I'm thinking of trying my surf fishing luck at huntington beach state park. It is only 10 miles south of myrtle beach state park. 

Anybody have any luck fishing down there without making the trek to the jettie? 

Anybody know if the beach is like here in myrtle (flat beach with basically no drop offs or troughs,slouths,or structures? )
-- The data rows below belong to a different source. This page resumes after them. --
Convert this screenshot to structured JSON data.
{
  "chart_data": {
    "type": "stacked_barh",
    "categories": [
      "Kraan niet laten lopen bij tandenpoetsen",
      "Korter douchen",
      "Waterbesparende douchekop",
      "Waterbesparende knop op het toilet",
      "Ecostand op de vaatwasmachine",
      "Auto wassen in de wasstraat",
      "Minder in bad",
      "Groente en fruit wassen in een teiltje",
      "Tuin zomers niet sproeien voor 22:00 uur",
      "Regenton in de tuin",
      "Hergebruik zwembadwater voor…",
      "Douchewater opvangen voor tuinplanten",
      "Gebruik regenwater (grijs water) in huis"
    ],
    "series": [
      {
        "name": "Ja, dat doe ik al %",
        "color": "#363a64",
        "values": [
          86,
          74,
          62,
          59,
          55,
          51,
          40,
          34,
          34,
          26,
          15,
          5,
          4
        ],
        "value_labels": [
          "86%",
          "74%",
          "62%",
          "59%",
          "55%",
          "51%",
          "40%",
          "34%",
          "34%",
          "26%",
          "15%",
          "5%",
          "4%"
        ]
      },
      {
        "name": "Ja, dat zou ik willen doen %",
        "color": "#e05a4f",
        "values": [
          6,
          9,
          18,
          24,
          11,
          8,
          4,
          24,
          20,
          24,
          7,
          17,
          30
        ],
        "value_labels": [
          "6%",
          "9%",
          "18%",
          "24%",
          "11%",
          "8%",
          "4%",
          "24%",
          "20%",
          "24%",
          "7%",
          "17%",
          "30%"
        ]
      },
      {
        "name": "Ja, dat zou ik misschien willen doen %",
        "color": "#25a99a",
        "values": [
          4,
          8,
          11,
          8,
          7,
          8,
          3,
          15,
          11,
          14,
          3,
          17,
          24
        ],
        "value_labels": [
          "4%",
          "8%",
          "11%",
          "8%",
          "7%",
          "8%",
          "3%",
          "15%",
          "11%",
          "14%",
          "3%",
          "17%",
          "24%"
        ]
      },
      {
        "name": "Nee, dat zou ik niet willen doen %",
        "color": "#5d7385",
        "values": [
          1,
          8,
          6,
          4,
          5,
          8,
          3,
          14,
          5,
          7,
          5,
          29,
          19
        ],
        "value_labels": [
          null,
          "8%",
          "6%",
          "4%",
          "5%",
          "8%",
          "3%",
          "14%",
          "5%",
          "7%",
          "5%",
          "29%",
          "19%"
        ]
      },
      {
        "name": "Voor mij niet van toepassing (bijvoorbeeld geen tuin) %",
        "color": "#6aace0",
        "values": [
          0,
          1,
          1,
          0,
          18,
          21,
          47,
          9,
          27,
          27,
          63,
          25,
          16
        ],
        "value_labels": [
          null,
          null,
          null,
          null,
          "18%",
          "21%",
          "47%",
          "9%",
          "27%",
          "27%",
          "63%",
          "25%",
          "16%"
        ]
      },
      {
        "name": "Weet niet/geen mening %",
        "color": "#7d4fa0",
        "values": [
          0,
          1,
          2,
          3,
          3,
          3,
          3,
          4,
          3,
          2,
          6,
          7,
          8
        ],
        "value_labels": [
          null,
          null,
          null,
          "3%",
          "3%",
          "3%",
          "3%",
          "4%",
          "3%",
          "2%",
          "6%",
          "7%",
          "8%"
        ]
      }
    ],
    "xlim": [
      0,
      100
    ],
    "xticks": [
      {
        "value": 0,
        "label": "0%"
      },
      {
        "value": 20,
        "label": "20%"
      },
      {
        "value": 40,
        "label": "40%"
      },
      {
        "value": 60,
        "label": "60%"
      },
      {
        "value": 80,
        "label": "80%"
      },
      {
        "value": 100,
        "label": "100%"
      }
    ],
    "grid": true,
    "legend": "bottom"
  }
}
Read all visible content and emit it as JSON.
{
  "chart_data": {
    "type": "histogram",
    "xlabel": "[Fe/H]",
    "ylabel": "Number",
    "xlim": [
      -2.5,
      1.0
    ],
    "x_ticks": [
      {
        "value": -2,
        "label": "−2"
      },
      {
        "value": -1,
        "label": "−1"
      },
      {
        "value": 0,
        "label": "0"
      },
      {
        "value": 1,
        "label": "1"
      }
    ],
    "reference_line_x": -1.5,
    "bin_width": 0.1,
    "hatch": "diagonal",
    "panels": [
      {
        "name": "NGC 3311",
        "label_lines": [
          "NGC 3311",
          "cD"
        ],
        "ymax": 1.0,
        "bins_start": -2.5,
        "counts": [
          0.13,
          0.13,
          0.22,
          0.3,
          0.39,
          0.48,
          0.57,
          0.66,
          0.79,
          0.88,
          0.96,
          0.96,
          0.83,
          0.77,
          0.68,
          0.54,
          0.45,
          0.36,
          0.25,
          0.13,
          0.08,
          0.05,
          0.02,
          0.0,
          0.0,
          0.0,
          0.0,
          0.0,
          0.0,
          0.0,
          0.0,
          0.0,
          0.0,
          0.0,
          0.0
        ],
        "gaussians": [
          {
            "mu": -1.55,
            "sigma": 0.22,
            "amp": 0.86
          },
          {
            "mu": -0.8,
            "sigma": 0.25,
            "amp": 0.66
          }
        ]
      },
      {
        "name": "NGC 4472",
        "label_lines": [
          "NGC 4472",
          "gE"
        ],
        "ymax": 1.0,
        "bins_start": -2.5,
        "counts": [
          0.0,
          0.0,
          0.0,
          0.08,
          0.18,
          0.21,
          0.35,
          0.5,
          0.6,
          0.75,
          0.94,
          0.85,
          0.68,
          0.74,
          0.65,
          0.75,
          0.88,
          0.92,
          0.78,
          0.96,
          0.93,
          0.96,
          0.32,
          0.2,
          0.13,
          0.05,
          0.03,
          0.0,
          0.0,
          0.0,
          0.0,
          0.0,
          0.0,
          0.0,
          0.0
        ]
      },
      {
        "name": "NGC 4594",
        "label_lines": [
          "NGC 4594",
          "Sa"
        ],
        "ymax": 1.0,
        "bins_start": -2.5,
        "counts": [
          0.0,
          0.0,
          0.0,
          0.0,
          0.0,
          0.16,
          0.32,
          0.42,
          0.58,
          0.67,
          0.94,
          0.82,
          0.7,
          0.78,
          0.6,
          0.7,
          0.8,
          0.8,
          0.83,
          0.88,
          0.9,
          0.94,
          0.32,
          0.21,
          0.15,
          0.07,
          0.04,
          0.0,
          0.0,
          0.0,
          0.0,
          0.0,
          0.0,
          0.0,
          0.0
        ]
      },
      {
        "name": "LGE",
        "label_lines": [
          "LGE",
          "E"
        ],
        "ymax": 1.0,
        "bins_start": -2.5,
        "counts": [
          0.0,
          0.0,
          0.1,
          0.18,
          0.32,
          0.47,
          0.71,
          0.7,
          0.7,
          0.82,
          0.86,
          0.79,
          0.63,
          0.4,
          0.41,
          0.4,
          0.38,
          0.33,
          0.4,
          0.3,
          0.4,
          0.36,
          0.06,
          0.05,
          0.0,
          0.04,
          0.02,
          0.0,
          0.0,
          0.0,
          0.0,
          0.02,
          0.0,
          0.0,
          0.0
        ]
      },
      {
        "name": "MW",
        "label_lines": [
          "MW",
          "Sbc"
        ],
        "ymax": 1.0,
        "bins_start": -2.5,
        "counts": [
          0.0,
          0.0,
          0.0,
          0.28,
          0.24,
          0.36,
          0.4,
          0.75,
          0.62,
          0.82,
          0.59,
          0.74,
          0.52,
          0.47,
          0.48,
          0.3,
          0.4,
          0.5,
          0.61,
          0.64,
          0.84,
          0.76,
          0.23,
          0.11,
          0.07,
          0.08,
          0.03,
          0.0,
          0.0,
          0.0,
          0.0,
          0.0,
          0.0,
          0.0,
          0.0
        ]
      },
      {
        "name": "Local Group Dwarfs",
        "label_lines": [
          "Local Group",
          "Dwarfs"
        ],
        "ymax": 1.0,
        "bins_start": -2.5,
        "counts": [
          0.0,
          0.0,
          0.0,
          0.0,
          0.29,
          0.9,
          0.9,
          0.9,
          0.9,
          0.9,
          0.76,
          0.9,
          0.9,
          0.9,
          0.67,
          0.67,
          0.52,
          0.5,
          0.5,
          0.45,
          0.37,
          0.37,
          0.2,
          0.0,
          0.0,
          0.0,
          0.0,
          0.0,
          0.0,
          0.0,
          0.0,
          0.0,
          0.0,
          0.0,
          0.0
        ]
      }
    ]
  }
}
I would like to catch some fish no matter how small or big they are so I can see and feel my rod tip go bumpity bump.


----------



## SmoothLures

I haven't walked to the jetty yet and have been several times. I've only had shrimp and didn't take the time to get fresh mullet or something for bait but I've caught prolly 2 dozen dogfish from 1-2.5 feet, 1 small whiting, 1 small blue and a clear nose skate. These were a few weeks ago, I'm sure the fishing is better now.


----------



## bluefish1928

the jetty itself is a honey hole but a newcomer may only go home with a few fish and a ton of missing sinkers from snagging the rocks. cant tell you the good spots. there are certain areas that hold fish without snagging and areas where fish may hide. try it yourself. use a surf rod for the jetty.


----------



## SmoothLures

Do you have a good chance of catching a decent number of black drum or sheepshead from the jetty? Might try to get some fiddler crabs and head down sometime.


----------



## Danman

*bluefish and smoothlure*

Thanks for the info..The jettie is a pretty far walk with or without gear. It looks about 2 miles at least. I might still try all along the beach at least for one day. can't hurt to try.


----------



## bluefish1928

SmoothLures said:


> Do you have a good chance of catching a decent number of black drum or sheepshead from the jetty? Might try to get some fiddler crabs and head down sometime.


never done this my selft but i have seen ppl catch black drum and sheepshead. they are usually only at certain spots along the jetty on the inlet side and the ocean side.


----------